Extra: Predictability tests

It’s good to understand when your models are doing well and poorly. I looked at this before but there weren’t too many interesting trends. I’ve changed my tests in three ways:  logistic regression instead of random forests (for speed), full 1.8 million matches instead of 44k, and using the players’ current league/rank to tell the level of the match instead of their rank in previous season.

Predictability by league

The black line is is overall average and the thin blue lines show plus or minus one standard deviation around the main blue line. Generally lower leagues are much more predictable. There isn’t a statistically significant difference between silver and gold or master and challenger, but the difference between bronze and silver is significant, gold vs platinum, platinum vs diamond, and diamond vs master.
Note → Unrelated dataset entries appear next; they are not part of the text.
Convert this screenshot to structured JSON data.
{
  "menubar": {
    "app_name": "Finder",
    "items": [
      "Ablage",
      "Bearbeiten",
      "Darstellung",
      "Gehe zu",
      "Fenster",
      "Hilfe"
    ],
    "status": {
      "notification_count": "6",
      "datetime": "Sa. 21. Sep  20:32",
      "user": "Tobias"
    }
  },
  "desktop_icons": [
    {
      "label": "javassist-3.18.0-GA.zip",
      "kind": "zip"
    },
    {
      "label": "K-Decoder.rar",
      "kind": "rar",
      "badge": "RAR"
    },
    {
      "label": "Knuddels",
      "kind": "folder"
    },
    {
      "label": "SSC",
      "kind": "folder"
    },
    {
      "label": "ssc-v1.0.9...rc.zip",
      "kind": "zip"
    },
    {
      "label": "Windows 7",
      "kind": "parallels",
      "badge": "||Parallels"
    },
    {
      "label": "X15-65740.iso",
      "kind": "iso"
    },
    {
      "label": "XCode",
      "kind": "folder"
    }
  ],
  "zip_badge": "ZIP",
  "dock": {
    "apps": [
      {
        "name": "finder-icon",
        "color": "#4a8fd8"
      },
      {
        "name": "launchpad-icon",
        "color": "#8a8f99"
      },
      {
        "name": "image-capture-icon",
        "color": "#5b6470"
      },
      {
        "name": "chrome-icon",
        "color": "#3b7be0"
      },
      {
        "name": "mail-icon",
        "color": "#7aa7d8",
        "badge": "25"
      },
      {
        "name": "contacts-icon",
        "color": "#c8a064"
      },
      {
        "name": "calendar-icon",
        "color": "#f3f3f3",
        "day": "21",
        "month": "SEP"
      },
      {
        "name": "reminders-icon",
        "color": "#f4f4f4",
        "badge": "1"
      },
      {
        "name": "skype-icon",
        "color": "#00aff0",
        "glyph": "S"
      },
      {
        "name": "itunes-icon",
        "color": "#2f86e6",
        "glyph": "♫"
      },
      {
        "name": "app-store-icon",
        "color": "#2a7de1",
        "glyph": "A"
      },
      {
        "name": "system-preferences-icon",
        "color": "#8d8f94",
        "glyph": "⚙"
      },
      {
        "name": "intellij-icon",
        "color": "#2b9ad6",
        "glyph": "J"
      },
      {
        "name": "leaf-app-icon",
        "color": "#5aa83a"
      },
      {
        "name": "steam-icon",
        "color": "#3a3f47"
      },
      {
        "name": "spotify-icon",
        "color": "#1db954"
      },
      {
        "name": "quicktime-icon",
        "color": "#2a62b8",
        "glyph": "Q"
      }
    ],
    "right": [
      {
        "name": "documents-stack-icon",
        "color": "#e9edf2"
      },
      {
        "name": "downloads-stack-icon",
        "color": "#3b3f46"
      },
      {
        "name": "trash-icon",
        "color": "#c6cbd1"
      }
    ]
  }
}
It’s probably because there are more errors in pick/ban phase at lower ranks that players haven’t learned yet. And also high level players are more capable of playing all roles reasonably whereas lower rank players might play only one role well.

Predictability by version

This shows the prediction accuracy of the model by game version. I removed all game versions with a low number of matches. The standard deviation for most versions is around 0.2%.

The trend worries me. It’s completely unlike what I saw on older data (basically flat). It likely means that the features for current league are partially revealing the outcome of previous matches. Unfortunately the Riot API doesn’t provide a player’s historical ranking so it’s not possible to look up their ranking at the time they played a past game. I could drop the feature but it’s useful. Or I could recrawl each player’s league every day but I don’t have enough cloud storage to store that.

Notes

(1) Logistic regression has no trouble comparing two features but it’s more effective in tree-based methods to add a diff feature.

(2) This recently changed.

(3) I should have tried an absurdly high number of iterations. Structurally the models are the same and I set the regularization and feature scaling the same but the optimizers are different. If I did it all over again I’d test scikit-learn’s SGD implementation to compare directly to Keras SGD in addition to a very high number of iterations.

(4) Generally I like this setting because it reduces overfitting and also speeds up runtime. min_samples_split and min_samples_leaf interact a bit though.

(5) First off, the lane/role fields are sometimes empty or may have a lane (bottom) without the role (carry vs support). If the fields are empty I pick the most common lane/role in the data. If lane is present but the role is missing I fill that in with the most common role for that lane and champion. Even still sometimes the data is wrong and lists the support as a second mid lane. This could be better solved by using a classifier to clean up the data but that’s a bigger project. So sometimes I get matches where one side has bot/support and the other side doesn’t. In this case I look up the win rate of that champion as bot/support. If both supports are correctly tagged then I’ll look up the win rate of that matchup (e.g., Morgana bot support vs Blitzcrank bot support).